WizardLM
WizardLM copied to clipboard
Exactly same output generations for the same prompt
I was trying inference on the HumanEval dataset using WizardCoder/src/humaneval_gen.py
with the following parameters (state of "generation_config"):
{'max_length': 2048,
'max_new_tokens': 1000,
'min_length': 0,
'min_new_tokens': None,
'early_stopping': False,
'max_time': None,
'do_sample': True,
'num_beams': 5,
'num_beam_groups': 1,
'penalty_alpha': None,
'use_cache': True,
'temperature': 10.1,
'top_k': 50,
'top_p': 0.95,
'typical_p': 1.0,
'epsilon_cutoff': 0.0,
'eta_cutoff': 0.0,
'diversity_penalty': 0.0,
'repetition_penalty': 1.0,
'encoder_repetition_penalty': 1.0,
'length_penalty': 1.0,
'no_repeat_ngram_size': 0,
'bad_words_ids': None,
'force_words_ids': None,
'renormalize_logits': False,
'constraints': None,
'forced_bos_token_id': None,
'forced_eos_token_id': None,
'remove_invalid_values': False,
'exponential_decay_length_penalty': None,
'suppress_tokens': None,
'begin_suppress_tokens': None,
'forced_decoder_ids': None,
'sequence_bias': None,
'guidance_scale': None,
'num_return_sequences': 20,
'output_attentions': False,
'output_hidden_states': False,
'output_scores': False,
'return_dict_in_generate': False,
'pad_token_id': 49152,
'bos_token_id': None,
'eos_token_id': 0,
'encoder_no_repeat_ngram_size': 0,
'decoder_start_token_id': None,
'generation_kwargs': {},
'_from_model_config': False,
'_commit_hash': None,
'transformers_version': '4.31.0'}
All 20 generations for the prompt seem to be exactly the same.

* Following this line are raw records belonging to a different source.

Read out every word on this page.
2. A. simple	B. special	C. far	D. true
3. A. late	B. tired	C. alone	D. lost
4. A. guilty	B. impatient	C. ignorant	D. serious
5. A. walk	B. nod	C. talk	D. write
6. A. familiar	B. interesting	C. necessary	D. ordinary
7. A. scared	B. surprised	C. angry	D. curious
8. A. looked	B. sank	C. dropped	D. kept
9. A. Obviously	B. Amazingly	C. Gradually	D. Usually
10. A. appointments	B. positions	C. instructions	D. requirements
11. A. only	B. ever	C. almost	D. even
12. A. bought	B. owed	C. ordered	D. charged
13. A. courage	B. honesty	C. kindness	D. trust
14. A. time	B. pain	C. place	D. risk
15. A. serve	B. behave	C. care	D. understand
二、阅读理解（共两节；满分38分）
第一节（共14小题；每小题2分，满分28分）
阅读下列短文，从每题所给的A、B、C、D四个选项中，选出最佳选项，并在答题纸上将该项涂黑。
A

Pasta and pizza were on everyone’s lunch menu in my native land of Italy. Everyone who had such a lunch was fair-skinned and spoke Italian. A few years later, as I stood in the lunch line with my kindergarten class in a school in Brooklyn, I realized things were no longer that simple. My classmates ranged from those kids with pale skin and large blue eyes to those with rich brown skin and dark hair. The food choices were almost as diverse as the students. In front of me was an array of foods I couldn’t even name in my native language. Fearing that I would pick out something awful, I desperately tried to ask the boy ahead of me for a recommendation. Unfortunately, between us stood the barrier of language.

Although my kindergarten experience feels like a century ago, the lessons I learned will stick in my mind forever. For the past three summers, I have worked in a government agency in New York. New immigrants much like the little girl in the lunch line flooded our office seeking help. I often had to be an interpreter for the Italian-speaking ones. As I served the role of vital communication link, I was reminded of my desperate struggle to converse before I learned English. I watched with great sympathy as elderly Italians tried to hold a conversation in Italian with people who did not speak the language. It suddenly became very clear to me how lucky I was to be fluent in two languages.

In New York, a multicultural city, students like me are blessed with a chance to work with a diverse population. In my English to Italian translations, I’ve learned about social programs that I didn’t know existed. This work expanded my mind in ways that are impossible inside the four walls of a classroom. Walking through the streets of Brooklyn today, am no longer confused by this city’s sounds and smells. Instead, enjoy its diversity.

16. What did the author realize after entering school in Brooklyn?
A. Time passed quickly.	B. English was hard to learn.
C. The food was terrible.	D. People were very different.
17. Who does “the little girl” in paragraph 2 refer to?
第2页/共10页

I have tried setting a very high temperature (around 10), a high top_p rate (0.99) and the observation still persists. Am I doing something wrong or are the model outputs highly deterministic ?
Have you tried more samples?
Have you tried more samples?
I did try this for different prompts (including non-coding based instructions).
I think you have done some wrong, but I cannot figure it out from your config. We check the generated results on humaneval with n=20. They are not the same.